Not only am I lucky enough to be giving away a copy of her book due out SOON, but Joy Nash has agreed to do a guest post for today!!!! :) Thank you so much Joy!!! :)
Remember today is the last day to enter to win Immortals: The Crossing!!!! Sign ups close at midnight tonight and the winner will be posted tomorrow!!!! There are still more chances to win though, make sure to visit Joy's site and check out the list of people who will be giving away more copies!!! :) 50 Books in 50 Days!!!
And without further ado:
Pulling Weeds by Joy Nash
We didn’t have much rain around here in July and August, but recently we got torrential downpour. So I figured it was a good time to get into the jungle that I was pretending was my flower garden and pull some weeds. The thistles, especially, were getting me really nervous. They had pretty purple flowers on them—which only meant that they were getting ready to drop about a bejillion seeds. Now, the thistle might be the national weed…er, flower… of Scotland, and I might write books set in that wonderful country, but that in no way means that I want thistles to take over my garden. And anyway, the thistles in my garden are Canadian thistles, not Scottish ones.
But I digress. I went out to the garden and pulled and pulled, then pulled some more. And it was looking good—especially compared to how it looked before. But there was no way I was going to be able to pull up every last weed. At some point, I had to let go of absolute perfection.
This is tough for a perfectionist like me. But it’s only a fact of life that perfection doesn’t exist, and it’s much easier to let the garden weeding end than it is to pry the final, edited proofs of my manuscript out of my clenched fingers. Just one more read through---please! I just know I’ll find another typo that my editor and several line editors and copy editors missed. Or that little inconsistency that somehow made it through all the scrutiny.
This is how it works: I finish a manuscript and do a “final” read-through. Usually a couple critique partners and my husband read it, too. Everyone finds mistakes. While I’m fixing them, I usually find a couple more. I reluctantly turn in the manuscript to my editor, hopefully before my deadline. She suggests some changes or clarifications. After I do, the manuscript goes to several copy editors who comb the work for typos and inconsistencies. The finished product is typeset, then the page proofs are sent to me and to a last professional reader. When the page proofs come, I eye them with complete unease. I only have two weeks to turn them back in. Usually I avoid looking at them for the first week. Then I realize that if I don’t read them through, I’ll have to turn them back in unread, and a mistake I might have fixed would be published. Ugh.

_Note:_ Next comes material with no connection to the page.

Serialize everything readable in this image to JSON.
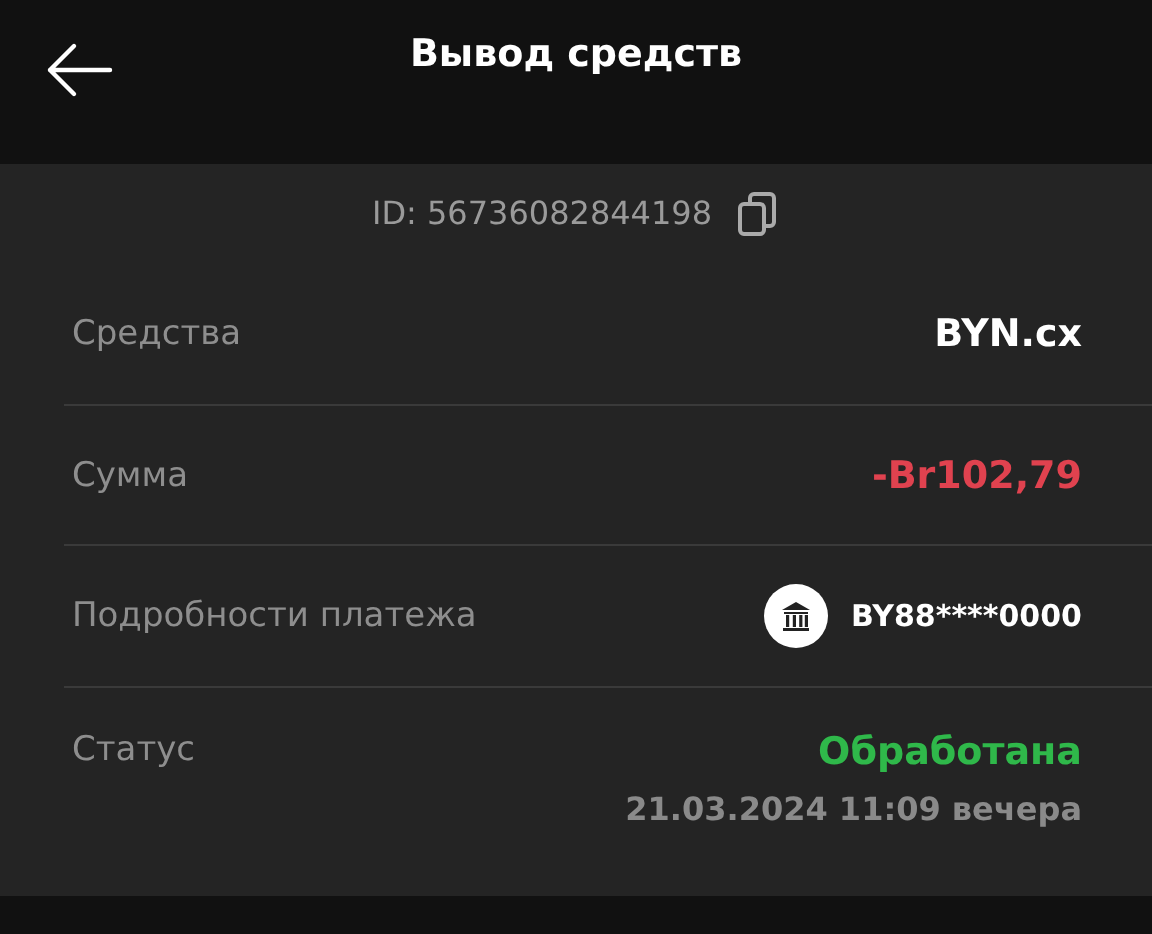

You would think that by this point the thing would be perfect. But there’s no such thing. Just like in the garden, there are some weeds that get by. Here are some of the errors I’ve found in my final, typeset page proofs: General typos, like words that should be capitalized, but aren’t, or (horrors!) a misspelled or misplaced word. And then there are minor inconsistencies, like in one book where a secondary character described in the beginning of the book with one eyes of one color, and somehow managed to change by the end of the book. (I was very glad I caught that one!) Or another time when a character dropped her cloak in one place, and then picked it up in a totally different location after an intervening scene. I happy to say I’ve yet to find a really major mistake in my final proofs. Thank goodness.
In almost every published book I read written by someone else, I end up noticing some typo or other small error. Or one character calls another by a third character’s name. Sometimes I notice a bigger error, and I wonder how something like that got by so many eyes. But it happens, I know—authors read their own book so many times while writing it that it gets harder and harder to bring an objective eye to it. Editors are insanely overworked and will inevitably miss something. No book leaves the printer’s in perfection.
So when I read, I just do what I hope my neighbors will do when they walk past my garden—look at the flowers and realize the author did the best she could with the weeds.